Alla fine ce l’ho fatta, o quasi… perché mi viene sempre in mente di aggiungere qualcosa!

E poi c’era da creare un logo, ordinare le etichette, le scatole per le confezioni, capire cosa sarebbe stato interessante e simpatico inserire nel pacco… mi sognavo le fasce anche di notte!

Quando è arrivato il materiale, ho preso subito ripetizioni di ricamo e di cucito dalla mia cara mamma (chi aveva mai usato una macchina da cucire??? Io no!) e mi sono buttata…

Mio marito mi ha creato un piccolo laboratorio, ormai pieno di stoffe, di fili, la macchina da cucire, il manichino… adesso c’è proprio tutto.

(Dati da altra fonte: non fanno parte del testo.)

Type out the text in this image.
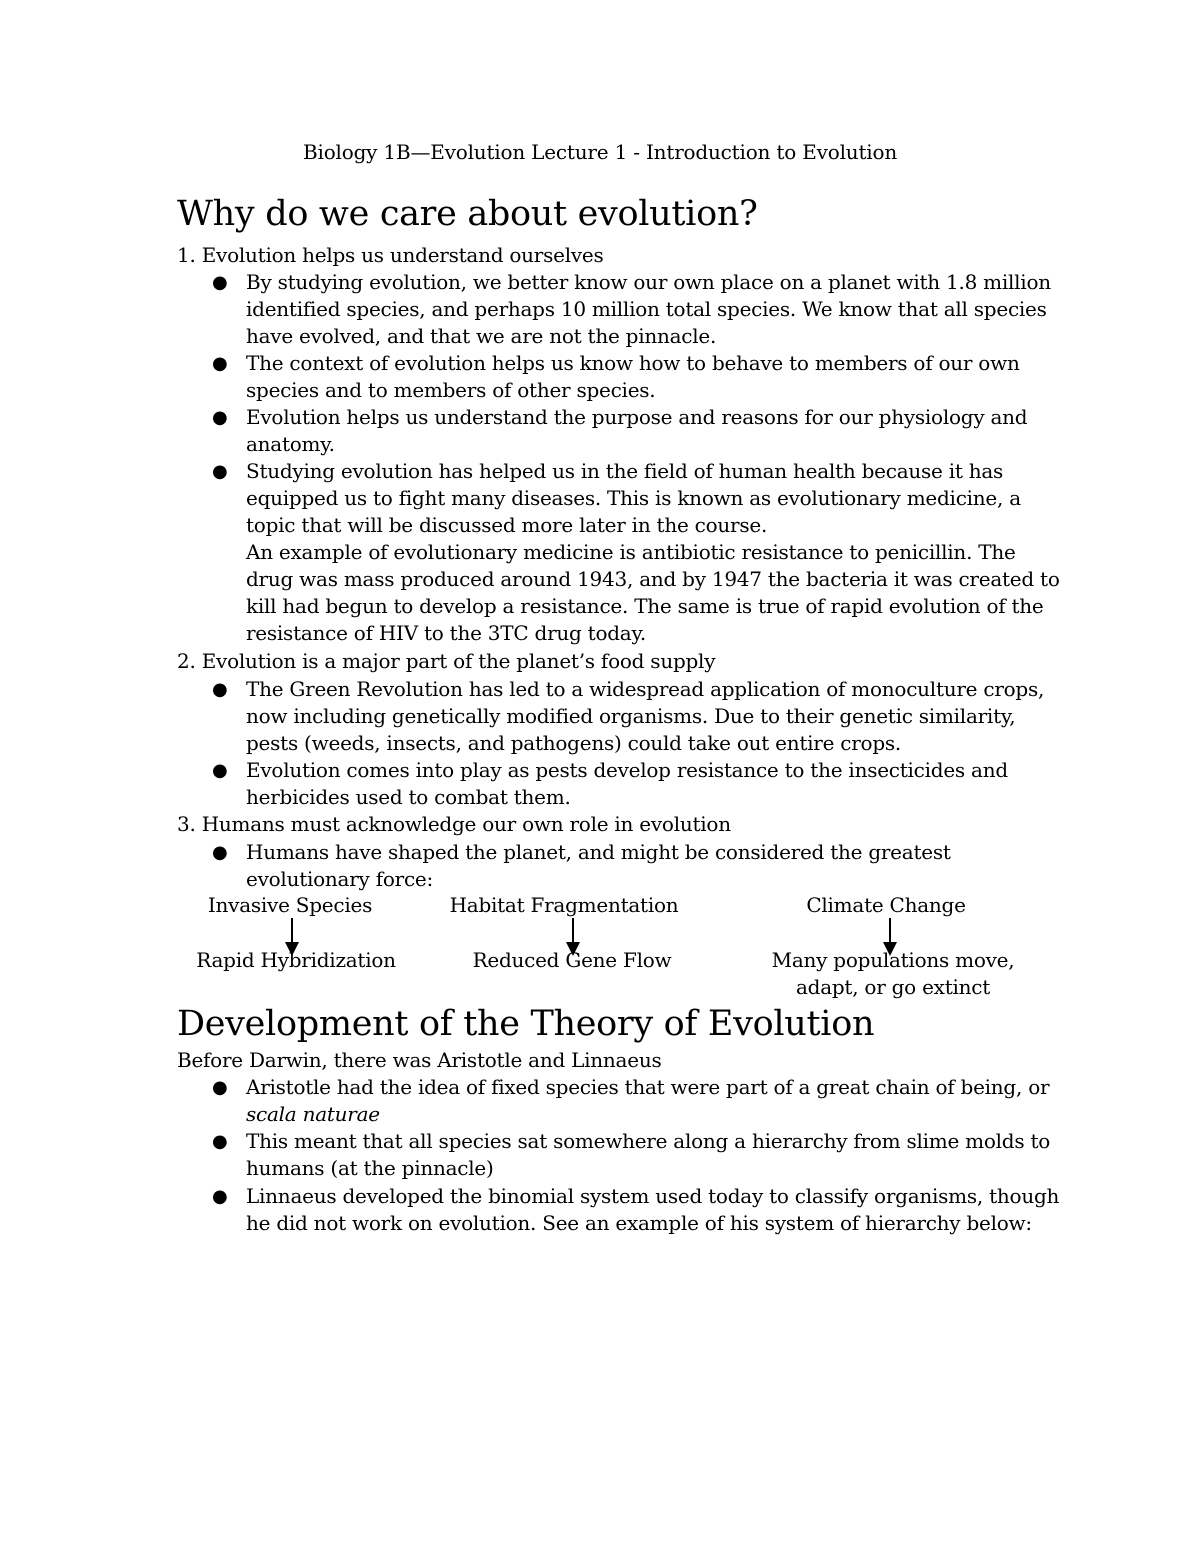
Biology 1B—Evolution Lecture 1 - Introduction to Evolution
Why do we care about evolution?
1. Evolution helps us understand ourselves
● By studying evolution, we better know our own place on a planet with 1.8 million
identified species, and perhaps 10 million total species. We know that all species
have evolved, and that we are not the pinnacle.
● The context of evolution helps us know how to behave to members of our own
species and to members of other species.
● Evolution helps us understand the purpose and reasons for our physiology and
anatomy.
● Studying evolution has helped us in the field of human health because it has
equipped us to fight many diseases. This is known as evolutionary medicine, a
topic that will be discussed more later in the course.
An example of evolutionary medicine is antibiotic resistance to penicillin. The
drug was mass produced around 1943, and by 1947 the bacteria it was created to
kill had begun to develop a resistance. The same is true of rapid evolution of the
resistance of HIV to the 3TC drug today.
2. Evolution is a major part of the planet’s food supply
● The Green Revolution has led to a widespread application of monoculture crops,
now including genetically modified organisms. Due to their genetic similarity,
pests (weeds, insects, and pathogens) could take out entire crops.
● Evolution comes into play as pests develop resistance to the insecticides and
herbicides used to combat them.
3. Humans must acknowledge our own role in evolution
● Humans have shaped the planet, and might be considered the greatest
evolutionary force:
Invasive Species	Habitat Fragmentation	Climate Change
Rapid Hybridization	Reduced Gene Flow	Many populations move,
adapt, or go extinct
Development of the Theory of Evolution
Before Darwin, there was Aristotle and Linnaeus
● Aristotle had the idea of fixed species that were part of a great chain of being, or
scala naturae
● This meant that all species sat somewhere along a hierarchy from slime molds to
humans (at the pinnacle)
● Linnaeus developed the binomial system used today to classify organisms, though
he did not work on evolution. See an example of his system of hierarchy below:
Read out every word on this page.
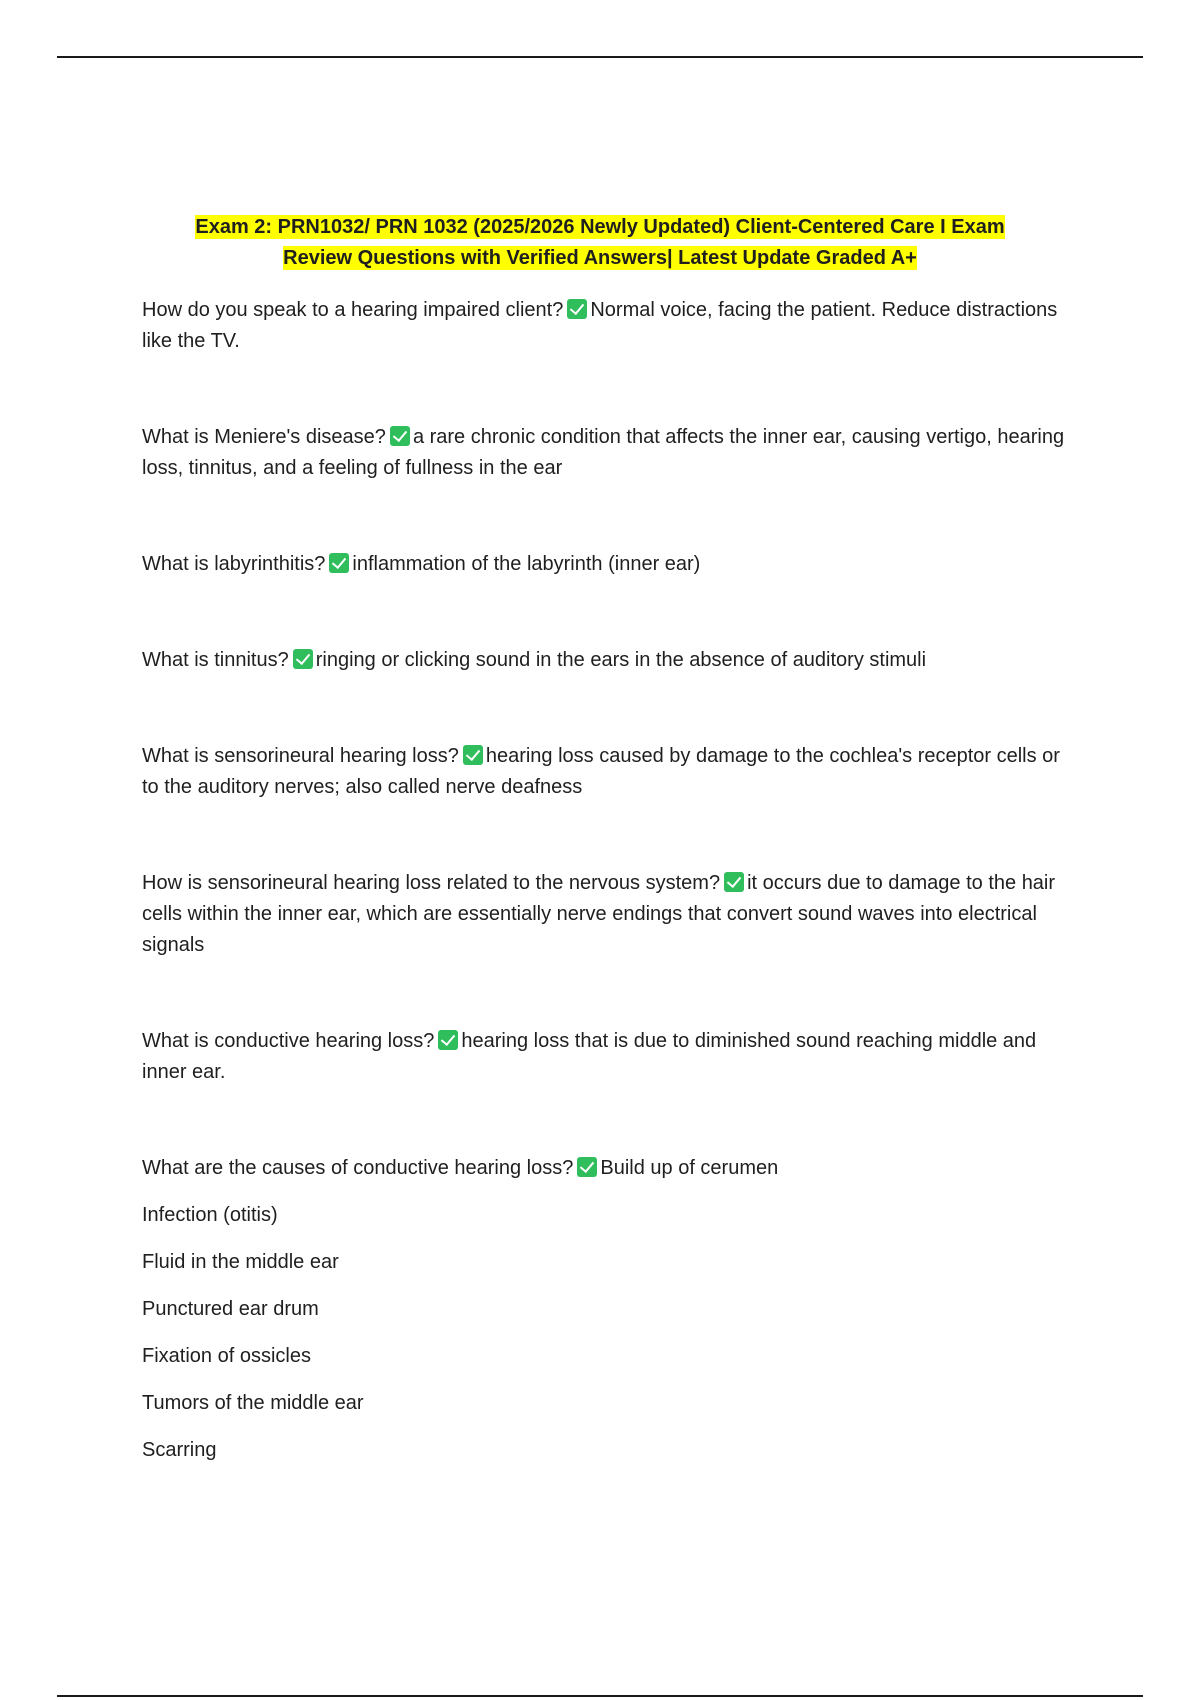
Exam 2: PRN1032/ PRN 1032 (2025/2026 Newly Updated) Client-Centered Care I Exam
Review Questions with Verified Answers| Latest Update Graded A+

How do you speak to a hearing impaired client? Normal voice, facing the patient. Reduce distractions like the TV.

What is Meniere's disease? a rare chronic condition that affects the inner ear, causing vertigo, hearing loss, tinnitus, and a feeling of fullness in the ear

What is labyrinthitis? inflammation of the labyrinth (inner ear)

What is tinnitus? ringing or clicking sound in the ears in the absence of auditory stimuli

What is sensorineural hearing loss? hearing loss caused by damage to the cochlea's receptor cells or to the auditory nerves; also called nerve deafness

How is sensorineural hearing loss related to the nervous system? it occurs due to damage to the hair cells within the inner ear, which are essentially nerve endings that convert sound waves into electrical signals

What is conductive hearing loss? hearing loss that is due to diminished sound reaching middle and inner ear.

What are the causes of conductive hearing loss? Build up of cerumen

Infection (otitis)
Fluid in the middle ear
Punctured ear drum
Fixation of ossicles
Tumors of the middle ear
Scarring
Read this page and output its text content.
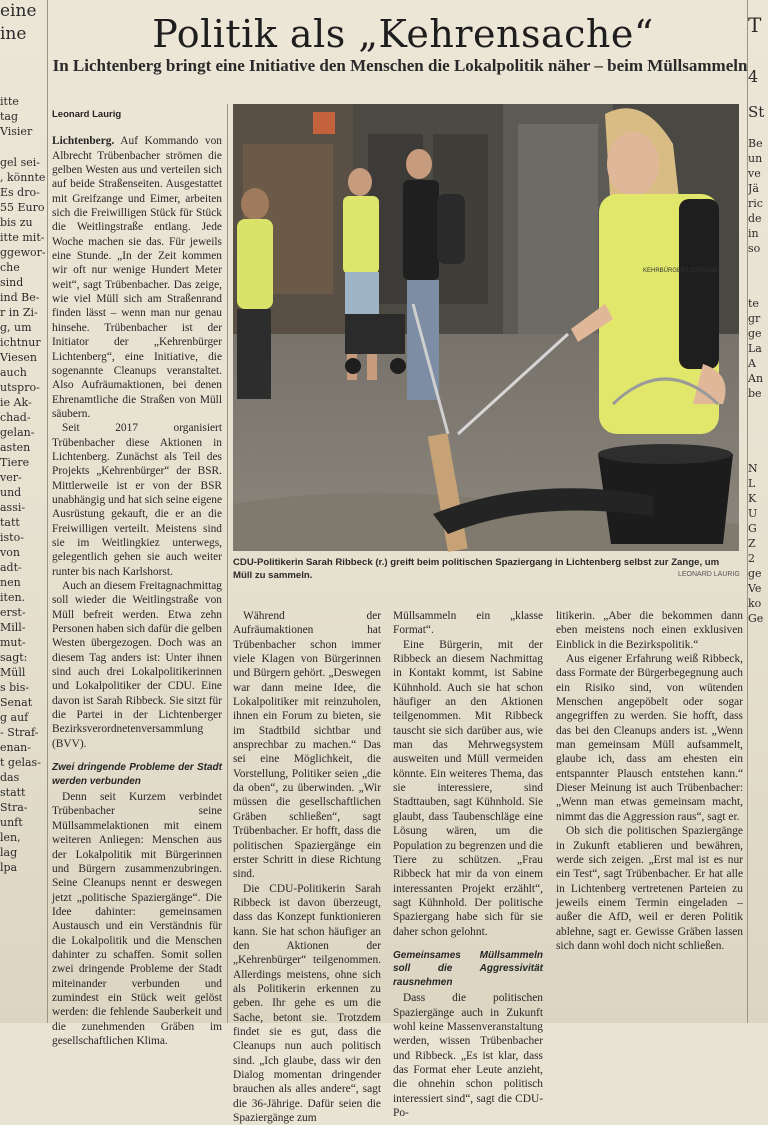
eine
ine
itte
tag
Visier
gel sei-
, könnte
Es dro-
55 Euro
bis zu
itte mit-
ggewor-
che sind
ind Be-
r in Zi-
g, um
ichtnur
Viesen
auch
utspro-
ie Ak-
chad-
gelan-
asten
Tiere
ver-
und
assi-
tatt
isto-
von
adt-
nen
iten.
erst-
Mill-
mut-
sagt:
Müll
s bis-
Senat
g auf
- Straf-
enan-
t gelas-
das
statt
Stra-
unft
len,
lag
lpa
T
4
St
Be
un
ve
Jä
ric
de
in
so
te
gr
ge
La
A
An
be
N
L
K
U
G
Z
2
ge
Ve
ko
Ge
Politik als „Kehrensache“
In Lichtenberg bringt eine Initiative den Menschen die Lokalpolitik näher – beim Müllsammeln
Leonard Laurig

Lichtenberg. Auf Kommando von Albrecht Trübenbacher strömen die gelben Westen aus und verteilen sich auf beide Straßenseiten. Ausgestattet mit Greifzange und Eimer, arbeiten sich die Freiwilligen Stück für Stück die Weitlingstraße entlang. Jede Woche machen sie das. Für jeweils eine Stunde. „In der Zeit kommen wir oft nur wenige Hundert Meter weit“, sagt Trübenbacher. Das zeige, wie viel Müll sich am Straßenrand finden lässt – wenn man nur genau hinsehe. Trübenbacher ist der Initiator der „Kehrenbürger Lichtenberg“, eine Initiative, die sogenannte Cleanups veranstaltet. Also Aufräumaktionen, bei denen Ehrenamtliche die Straßen von Müll säubern.

Seit 2017 organisiert Trübenbacher diese Aktionen in Lichtenberg. Zunächst als Teil des Projekts „Kehrenbürger“ der BSR. Mittlerweile ist er von der BSR unabhängig und hat sich seine eigene Ausrüstung gekauft, die er an die Freiwilligen verteilt. Meistens sind sie im Weitlingkiez unterwegs, gelegentlich gehen sie auch weiter runter bis nach Karlshorst.

Auch an diesem Freitagnachmittag soll wieder die Weitlingstraße von Müll befreit werden. Etwa zehn Personen haben sich dafür die gelben Westen übergezogen. Doch was an diesem Tag anders ist: Unter ihnen sind auch drei Lokalpolitikerinnen und Lokalpolitiker der CDU. Eine davon ist Sarah Ribbeck. Sie sitzt für die Partei in der Lichtenberger Bezirksverordnetenversammlung (BVV).

Zwei dringende Probleme der Stadt werden verbunden

Denn seit Kurzem verbindet Trübenbacher seine Müllsammelaktionen mit einem weiteren Anliegen: Menschen aus der Lokalpolitik mit Bürgerinnen und Bürgern zusammenzubringen. Seine Cleanups nennt er deswegen jetzt „politische Spaziergänge“. Die Idee dahinter: gemeinsamen Austausch und ein Verständnis für die Lokalpolitik und die Menschen dahinter zu schaffen. Somit sollen zwei dringende Probleme der Stadt miteinander verbunden und zumindest ein Stück weit gelöst werden: die fehlende Sauberkeit und die zunehmenden Gräben im gesellschaftlichen Klima.

KEHRBÜRGER LICHTENB.
CDU-Politikerin Sarah Ribbeck (r.) greift beim politischen Spaziergang in Lichtenberg selbst zur Zange, um Müll zu sammeln.	LEONARD LAURIG

Während der Aufräumaktionen hat Trübenbacher schon immer viele Klagen von Bürgerinnen und Bürgern gehört. „Deswegen war dann meine Idee, die Lokalpolitiker mit reinzuholen, ihnen ein Forum zu bieten, sie im Stadtbild sichtbar und ansprechbar zu machen.“ Das sei eine Möglichkeit, die Vorstellung, Politiker seien „die da oben“, zu überwinden. „Wir müssen die gesellschaftlichen Gräben schließen“, sagt Trübenbacher. Er hofft, dass die politischen Spaziergänge ein erster Schritt in diese Richtung sind.

Die CDU-Politikerin Sarah Ribbeck ist davon überzeugt, dass das Konzept funktionieren kann. Sie hat schon häufiger an den Aktionen der „Kehrenbürger“ teilgenommen. Allerdings meistens, ohne sich als Politikerin erkennen zu geben. Ihr gehe es um die Sache, betont sie. Trotzdem findet sie es gut, dass die Cleanups nun auch politisch sind. „Ich glaube, dass wir den Dialog momentan dringender brauchen als alles andere“, sagt die 36-Jährige. Dafür seien die Spaziergänge zum

Müllsammeln ein „klasse Format“.

Eine Bürgerin, mit der Ribbeck an diesem Nachmittag in Kontakt kommt, ist Sabine Kühnhold. Auch sie hat schon häufiger an den Aktionen teilgenommen. Mit Ribbeck tauscht sie sich darüber aus, wie man das Mehrwegsystem ausweiten und Müll vermeiden könnte. Ein weiteres Thema, das sie interessiere, sind Stadttauben, sagt Kühnhold. Sie glaubt, dass Taubenschläge eine Lösung wären, um die Population zu begrenzen und die Tiere zu schützen. „Frau Ribbeck hat mir da von einem interessanten Projekt erzählt“, sagt Kühnhold. Der politische Spaziergang habe sich für sie daher schon gelohnt.

Gemeinsames Müllsammeln soll die Aggressivität rausnehmen

Dass die politischen Spaziergänge auch in Zukunft wohl keine Massenveranstaltung werden, wissen Trübenbacher und Ribbeck. „Es ist klar, dass das Format eher Leute anzieht, die ohnehin schon politisch interessiert sind“, sagt die CDU-Po-

litikerin. „Aber die bekommen dann eben meistens noch einen exklusiven Einblick in die Bezirkspolitik.“

Aus eigener Erfahrung weiß Ribbeck, dass Formate der Bürgerbegegnung auch ein Risiko sind, von wütenden Menschen angepöbelt oder sogar angegriffen zu werden. Sie hofft, dass das bei den Cleanups anders ist. „Wenn man gemeinsam Müll aufsammelt, glaube ich, dass am ehesten ein entspannter Plausch entstehen kann.“ Dieser Meinung ist auch Trübenbacher: „Wenn man etwas gemeinsam macht, nimmt das die Aggression raus“, sagt er.

Ob sich die politischen Spaziergänge in Zukunft etablieren und bewähren, werde sich zeigen. „Erst mal ist es nur ein Test“, sagt Trübenbacher. Er hat alle in Lichtenberg vertretenen Parteien zu jeweils einem Termin eingeladen – außer die AfD, weil er deren Politik ablehne, sagt er. Gewisse Gräben lassen sich dann wohl doch nicht schließen.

Ho già venduto qualche fascia tramite conoscenze e la cosa che più mi ha resa felice non è stato vendere come accade spesso in un qualsiasi negozio, dove prendi l’articolo e poi paghi alla cassa, ma dare consigli, aiutare a scegliere la misura, sentirmi ringraziare per la mia disponibilità e poi vedere le foto dei bimbi felici o beatamente addormentati nella loro fascia, cuore a cuore con la mamma, sapendo di aver regalato felicità, praticità e soprattutto amore.

Reinventarsi si può, voglio essere positiva e fiduciosa in questi nuovi percorsi, voglio credere in me stessa e in una società migliore… soprattutto perché i bimbi portati e cresciuti ad alto contatto saranno certamente adulti migliori.